I touched on this a bit before, the Sailor Sapporo is a pretty small pen. It’s on the lighter side but it is very well balanced. While I don’t have one to compare it to, it’s almost identical in specs to the TWSBI mini. It’s a few millimeters longer than a Pilot Vanishing Point (with nib extended) and pretty close in size to a Parker Sonnet Cisele (both pens posted). I decided to show the pen next to a Lamy 2000. It’s a fair bit smaller when capped, but when posted they’re quite comparable. The larger exposed nib on the Sailor makes the pen feel larger than it is.
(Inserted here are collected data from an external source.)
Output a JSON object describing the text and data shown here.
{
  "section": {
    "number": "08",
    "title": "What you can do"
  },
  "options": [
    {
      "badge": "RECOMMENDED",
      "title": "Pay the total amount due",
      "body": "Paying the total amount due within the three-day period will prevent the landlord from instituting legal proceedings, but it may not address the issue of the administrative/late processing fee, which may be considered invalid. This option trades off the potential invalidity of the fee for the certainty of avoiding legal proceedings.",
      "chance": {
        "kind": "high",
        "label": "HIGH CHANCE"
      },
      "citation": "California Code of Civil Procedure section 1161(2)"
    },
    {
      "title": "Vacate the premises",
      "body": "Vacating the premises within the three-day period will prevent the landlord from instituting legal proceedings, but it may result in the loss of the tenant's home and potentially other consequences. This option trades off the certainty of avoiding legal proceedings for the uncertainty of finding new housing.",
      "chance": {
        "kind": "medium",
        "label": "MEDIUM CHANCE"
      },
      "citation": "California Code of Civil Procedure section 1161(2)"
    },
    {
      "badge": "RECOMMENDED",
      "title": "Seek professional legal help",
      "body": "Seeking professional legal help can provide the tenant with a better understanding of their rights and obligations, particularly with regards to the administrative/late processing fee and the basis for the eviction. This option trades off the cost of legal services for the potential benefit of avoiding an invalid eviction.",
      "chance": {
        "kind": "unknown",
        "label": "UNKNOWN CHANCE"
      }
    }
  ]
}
The grip on the Sapporo is comfortable with a slight flare before the nib. The diameter is comfortable in my medium sized hands (check the Kaweco Sport review for reference) and extended writing is no problem. I got through the handwritten review in one sitting with no problems. The pen is well suited for a pocket carry, but it comfortable enough to be a full time pen. Writing without posting the pen is a bit uncomfortable for me, so take note if you do not like to write with the cap posted. If you plan on using just the pen and putting the cap aside, you’ve been warned, it’s just a hair over 3.5″.
- Surprisingly smooth EF nib
- Good weight and balance for extended writing
- I always enjoy writing with it
- Pocket friendly
- May be too small for larger hands – check out the 1911 and Professional Gear series
- Price is a bit high for what it is
I’m really, really enjoying this pen. BUT, I don’t know if I’m biased because I only paid $55 USD for it. This may be part of the reason why I like it so much. At around $155 new, this is no impulse purchase. There are many other pens in the price range, including the Lamy 2000, the Pilot Vanishing Point, and many more. It’s definitely getting into the higher end pen price range. It’s really hard for me to recommend this pen over the Lamy 2000, but some people will prefer it. It’s a solid performer that I’ve been carrying every day (about a month straight at the time of writing) since I’ve received the pen. Here’s my advice: If you can find one second hand at a reasonable price, 100% pick it up, you won’t be disappointed. Make sure to check the Japanese direct retailers (engeika.com, kendo_karate on eBay, ratuken.com) because they usually have better prices on these pens straight from their country of origin. There are tons of options in the $150 price range, and this may not be my first choice, but it certainly isn’t a bad one by any means.
Recommendation: Second hand – absolutely. Brand new at $155 – do your shopping carefully!